Zu Beginn der 1990er Jahre soll es zu einem Umbau der Struktur der PKK gekommen sein mit der ACM (Europäische Frontzentrale) an der Spitze. Ihre Aufgabe sei gewesen, die Anweisungen der PKK-Parteiführung und ihrer Neben- und Unterorganisationen umzusetzen und europaweit zu führen. Ein als "Zentrale" bezeichnetes Gremium von zwei bis vier Personen habe die laufenden Aufgaben wahrgenommen und sei die eigentliche Europaführung der PKK gewesen. In dieser kleinen Führungsgruppe soll der durchweg unter dem Namen Kani Yilmaz auftretende Faysal Dunlayici bis 1994 und ab Februar 1998 die Stellung des Verantwortlichen der PKK für Europa eingenommen haben. Außer den Mitgliedern der "Zentrale" sollen der ACM sämtliche Verantwortliche der PKK-Regionen in Europa und einige weitere hochrangige Funktionäre mit besonderen Aufgaben angehören, so etwa die Leiter der Vereinigungen der Frauen oder der Jugend in der PKK. Diese hätten die terroristische Vereinigung gebildet und bis August 1996 "aktionistische Aktivitäten" entwickelt. Es seien Straftaten begangen worden gegen türkische Einrichtungen, später auch gegen deutsche Banken, Reisebüros sowie Ordnungsbehörden, Bestrafungsaktionen gegen innere Gegner und Dissidenten, die bis hin zur Tötung der Opfer gereicht haben sollen.

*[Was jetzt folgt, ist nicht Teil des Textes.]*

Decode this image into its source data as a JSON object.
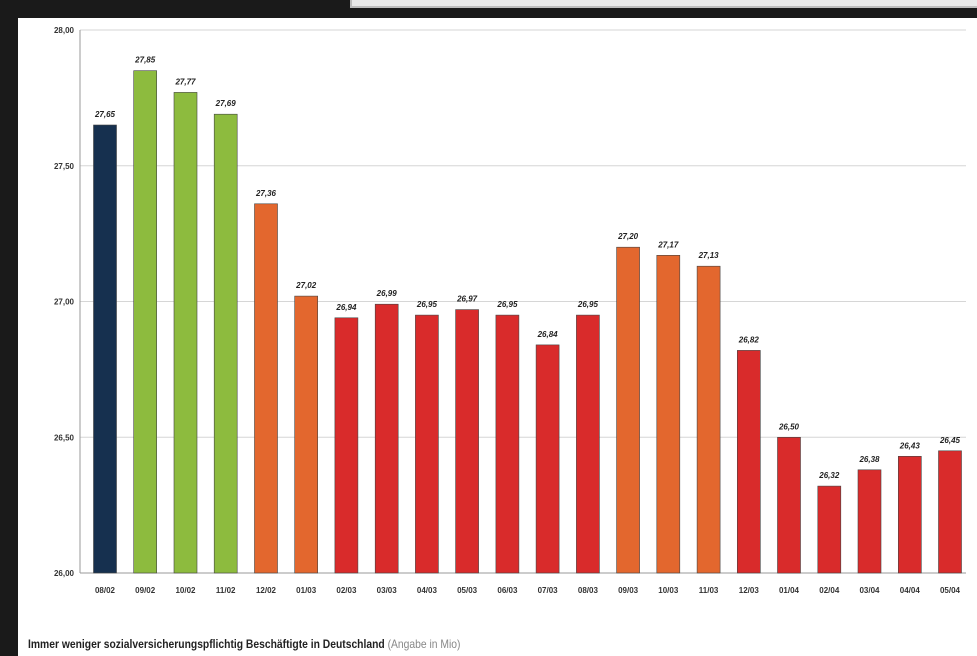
{
  "chart_data": {
    "type": "bar",
    "categories": [
      "08/02",
      "09/02",
      "10/02",
      "11/02",
      "12/02",
      "01/03",
      "02/03",
      "03/03",
      "04/03",
      "05/03",
      "06/03",
      "07/03",
      "08/03",
      "09/03",
      "10/03",
      "11/03",
      "12/03",
      "01/04",
      "02/04",
      "03/04",
      "04/04",
      "05/04"
    ],
    "values": [
      27.65,
      27.85,
      27.77,
      27.69,
      27.36,
      27.02,
      26.94,
      26.99,
      26.95,
      26.97,
      26.95,
      26.84,
      26.95,
      27.2,
      27.17,
      27.13,
      26.82,
      26.5,
      26.32,
      26.38,
      26.43,
      26.45
    ],
    "value_labels": [
      "27,65",
      "27,85",
      "27,77",
      "27,69",
      "27,36",
      "27,02",
      "26,94",
      "26,99",
      "26,95",
      "26,97",
      "26,95",
      "26,84",
      "26,95",
      "27,20",
      "27,17",
      "27,13",
      "26,82",
      "26,50",
      "26,32",
      "26,38",
      "26,43",
      "26,45"
    ],
    "bar_colors": [
      "#16304f",
      "#8dbb3e",
      "#8dbb3e",
      "#8dbb3e",
      "#e3672e",
      "#e3672e",
      "#d92b2b",
      "#d92b2b",
      "#d92b2b",
      "#d92b2b",
      "#d92b2b",
      "#d92b2b",
      "#d92b2b",
      "#e3672e",
      "#e3672e",
      "#e3672e",
      "#d92b2b",
      "#d92b2b",
      "#d92b2b",
      "#d92b2b",
      "#d92b2b",
      "#d92b2b"
    ],
    "ylim": [
      26.0,
      28.0
    ],
    "yticks": [
      26.0,
      26.5,
      27.0,
      27.5,
      28.0
    ],
    "ytick_labels": [
      "26,00",
      "26,50",
      "27,00",
      "27,50",
      "28,00"
    ],
    "grid": true,
    "caption": "Immer weniger sozialversicherungspflichtig Beschäftigte in Deutschland",
    "caption_unit": "(Angabe in Mio)"
  }
}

3. "Heimatbüro" und "Heimatgerichtete Aktivitäten"

Zur Koordinierung der "heimatgerichteten Aktivitäten", aber auch für die logistischen Aufgaben, die nur aufgrund einer umfassenden Kenntnis der konspirativen Strukturen und Verbindungen zu bewältigen gewesen sein sollen, habe die PKK-Europaführung gegen Mitte der 1990er Jahre den auf Dauer angelegten Sonderbereich "Heimatbüro" gebildet.
Diese besondere Organisationseinheit sei nur der Zentrale der ACM unterstellt und von der allgemeinen hierarchischen Organisationsstruktur (ACM, Regionen, Gebiete, Räume) abgegrenzt und außerdem mit der materiellen und personellen Unterstützung der Guerilla und der PKK-Regionen in der Heimat befasst gewesen. Die Aktivitäten hätten sich angeblich auch auf die Beschaffung und Fälschung von Pässen für die große Zahl von PKK-Angehörigen erstreckt, die grenzüberschreitend von Deutschland aus gereist sein sollen. Ferner sollen aus dem Ausland nach Deutschland geschleuste Kader und kriegsversehrte Kämpferinnen und Kämpfer zur Verschleierung ihrer wahren Identität mit falschen, zumeist türkischen Pässen bzw. Reiseausweisen hier anerkannter Asylbewerber/innen ausgestattet worden sein.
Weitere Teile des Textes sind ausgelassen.